From wide to long formatted data
Suppose that you have the following dataset. We have the columns City and Product and then a bunch of columns of years with the revenues for the specific product code and city. The numbers themselves are not important, they are just there for illustration purposes.
mydata <- read_csv('./_city_year_data.csv') %>% as.data.frame(.)
mydata
## City Product code 2018 2019 2020 2021 2022
## 1 London A1 $102.46 $128.78 $69.09 $83.88 $90.82
## 2 New York A1 $134.38 $67.85 $66.31 $99.81 $128.13
## 3 Dubai A1 $157.32 $61.38 $71.76 $138.77 $126.03
## 4 Berlin A1 $121.71 $90.56 $64.06 $95.74 $98.08
## 5 London A2 $50.38 $112.65 $34.98 $70.16 $95.51
## 6 New York A2 $84.42 $70.35 $76.27 $122.95 $43.43
## 7 Dubai A2 $85.92 $77.10 $89.65 $54.50 $56.55
## 8 Berlin A2 $85.63 $69.45 $54.09 $71.10 $121.21
## 9 London A3 $62.19 $74.85 $82.60 $66.69 $43.99
## 10 New York A3 $29.82 $117.36 $118.03 $39.20 $82.36
## 11 Dubai A3 $52.99 $24.97 $35.59 $107.48 $34.46
## 12 Berlin A3 $51.01 $46.51 $94.73 $59.84 $75.34
This is a fairly common format if you want to present these numbers, but not a very useful one if you want to do further calculations according to those numbers.
A very common task would be to transform the dataset to a new one with just four columns of City, Product, Year, Revenue. The point of course is to do this automatically (programmatically) and not by copy and pasting. Imaging that this is one step of a multistage process on your excel routine that needs to be done let’s say once per day. This dataset is a toy example of 12 rows and 7 columns and transforming it by hand would be very simple. In a real case scenario this can get very big very quickly and it might be unfeasible to do this by hand. I know people that would break the Excel sheet and assign different people to each segment to do the transformation by hand. We are not aiming to be part of this tribe!
I challenge you to find a way to do this programmatically in Excel before continuing reading this article to understand the complexity. Pretend that you have an arbitrary number of rows and columns in your original dataset.
How would you ensure that you will do the conversion 100% of the time?
I really don’t know the answer in Excel. I tried to do it, but I could find a good enough way. I will now give you the answer in 3 lines of R code.
In the following script I will:
Replace any NA values with 0. Change the format of the input to the desired output. Save the output file as an excel file.Then we will go line by line to explain it.
mydata <- mydata %>%
replace(is.na(.), 0) %>%
pivot_longer(!c('City', 'Product code'), names_to="Year", values_to="Revenue") %>%
write_csv(paste0("./_formated.", format(Sys.time(), "%d-%b-%Y %H.$M"), ".csv"), append=FALSE)
mydata %>% replace(is.na(.), 0)
I have mydata and I am replaceing is.na values with the number 0
… %>% pivot_longer(!c(‘City’, ‘Product code’), names_to=“Year”, values_to=“Revenue”)
From the previous step, I want to pivot to a longer format. How?
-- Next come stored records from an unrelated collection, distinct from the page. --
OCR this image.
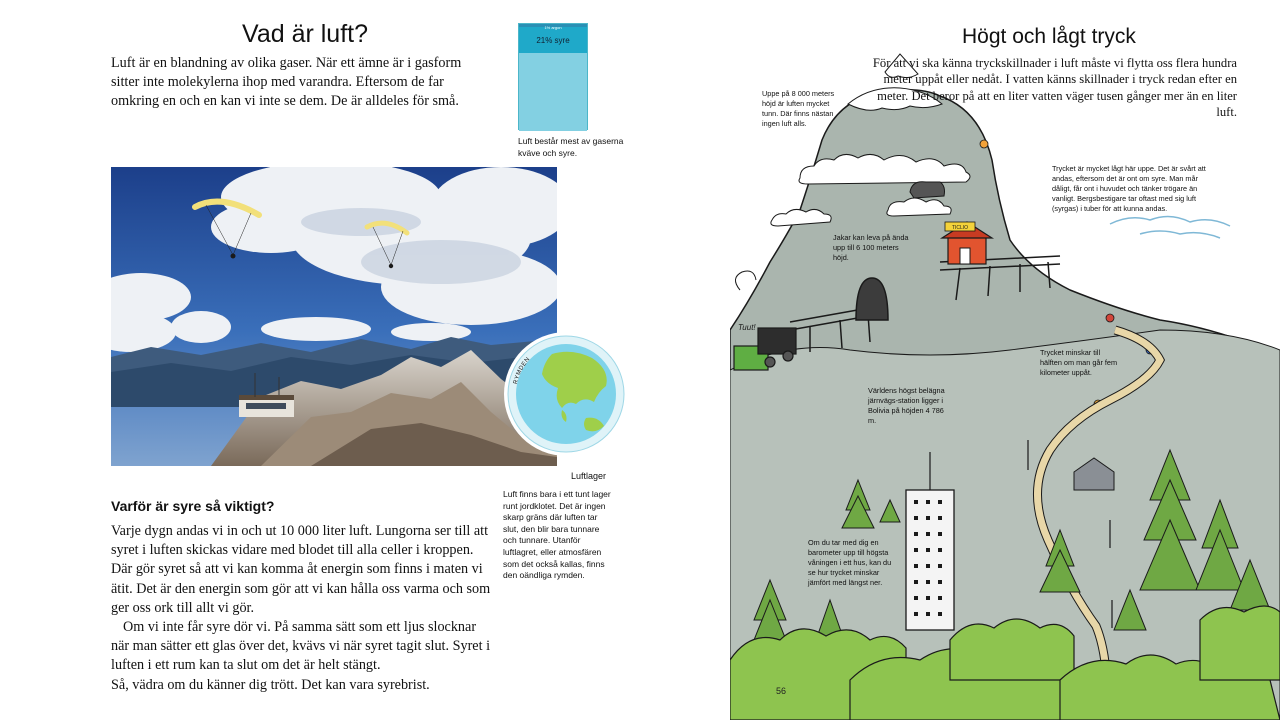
Vad är luft?

Luft är en blandning av olika gaser. När ett ämne är i gasform sitter inte molekylerna ihop med varandra. Eftersom de far omkring en och en kan vi inte se dem. De är alldeles för små.

1% argon
21% syre

Luft består mest av gaserna kväve och syre.

RYMDEN
Luftlager

Luft finns bara i ett tunt lager runt jordklotet. Det är ingen skarp gräns där luften tar slut, den blir bara tunnare och tunnare. Utanför luftlagret, eller atmosfären som det också kallas, finns den oändliga rymden.

Varför är syre så viktigt?

Varje dygn andas vi in och ut 10 000 liter luft. Lungorna ser till att syret i luften skickas vidare med blodet till alla celler i kroppen. Där gör syret så att vi kan komma åt energin som finns i maten vi ätit. Det är den energin som gör att vi kan hålla oss varma och som ger oss ork till allt vi gör.

Om vi inte får syre dör vi. På samma sätt som ett ljus slocknar när man sätter ett glas över det, kvävs vi när syret tagit slut. Syret i luften i ett rum kan ta slut om det är helt stängt.

Så, vädra om du känner dig trött. Det kan vara syrebrist.

TICLIO
Tuut!
Högt och lågt tryck

För att vi ska känna tryckskillnader i luft måste vi flytta oss flera hundra meter uppåt eller nedåt. I vatten känns skillnader i tryck redan efter en meter. Det beror på att en liter vatten väger tusen gånger mer än en liter luft.

Uppe på 8 000 meters höjd är luften mycket tunn. Där finns nästan ingen luft alls.

Trycket är mycket lågt här uppe. Det är svårt att andas, eftersom det är ont om syre. Man mår dåligt, får ont i huvudet och tänker trögare än vanligt. Bergsbestigare tar oftast med sig luft (syrgas) i tuber för att kunna andas.

Jakar kan leva på ända upp till 6 100 meters höjd.

Trycket minskar till hälften om man går fem kilometer uppåt.

Världens högst belägna järnvägs-station ligger i Bolivia på höjden 4 786 m.

Om du tar med dig en barometer upp till högsta våningen i ett hus, kan du se hur trycket minskar jämfört med längst ner.

56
I want to pivot everything except (the ! symbol) the columns City and Product type → !c(‘City’, ‘Product code’). Then I want to give the name Year to the created column that gathers the years → names_to=“Year, and also name Revenue the column that gathers the data from the cells → values_to=“Revenue.
write_csv(paste0(”./_formated.”, format(Sys.time(), “%d-%b-%Y %H.$M”), ”.csv”), append=FALSE)
Lastly, I am saving the result to a cvs file that has the name _formated + hourdate + .csv
mydata
## # A tibble: 60 × 4
## City `Product code` Year Revenue
## <chr> <chr> <chr> <chr>
## 1 London A1 2018 $102.46
## 2 London A1 2019 $128.78
## 3 London A1 2020 $69.09
## 4 London A1 2021 $83.88
## 5 London A1 2022 $90.82
## 6 New York A1 2018 $134.38
## 7 New York A1 2019 $67.85
## 8 New York A1 2020 $66.31
## 9 New York A1 2021 $99.81
## 10 New York A1 2022 $128.13
## # … with 50 more rows
As you can see, the output looks exactly like we intended it to be. Just to double-check, the original file had 12 rows and 5 columns of data (excluding the first two columns of City and Product code), or 60 revenues, and the final report has 60 rows on the Revenue column so we haven’t lost any numbers in the way!